Все еще кипя, он снова поклонился учтиво, но весьма натянуто.
– Я в отчаянии, что мне приходится противоречить сеньору, но ни за что на свете я не позволил бы этим вашим друзьям упустить такое событие. Их отсутствие серьезно нарушило бы всю процедуру!
Стриж разразился жутким, злорадным каркающим смехом, и его дыхание обдало меня смрадом:
– И ты еще именуешь себя тем, кто сильнее Невидимых, да? А сам не можешь даже выбросить из этого пустого разума его друзей! Встречал я таких, как ты, и прежде: пауков на потолке! Никто из людей не может повелевать Невидимыми!
Дон Педро еще раз отвесил низкий поклон, и, когда выпрямился, его лицо было ясным и собранным, как прежде.

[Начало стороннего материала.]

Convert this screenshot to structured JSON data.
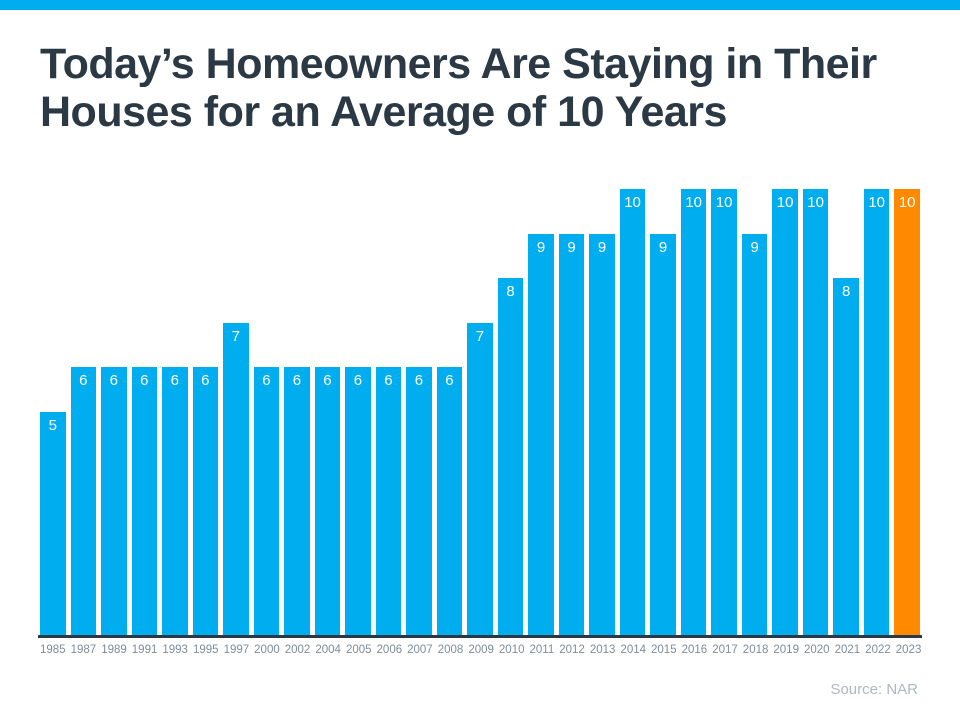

– Я склоняюсь перед коллегой – обладателем редких, выдающихся качеств. Мне искренне жаль, что он должен будет разделить судьбу тех, кто стоит гораздо ниже его. Но что касается Невидимых, смею заметить, что прошло уже много лет как я перестал быть всего лишь человеком.
Стриж издал булькающий звук и сплюнул:
– Это весьма распространенное заблуждение, а лекарство от него действует быстро и фатально! Кто ты, как не мелкий Калигула, познавший лишь самые азы колдовства? Наслаждайся своими маниакальными идеями, пока в силах, человек: Невидимые просто насмехаются над тобой, а потом освободят тебя от твоей мании! Да и от всего прочего тоже!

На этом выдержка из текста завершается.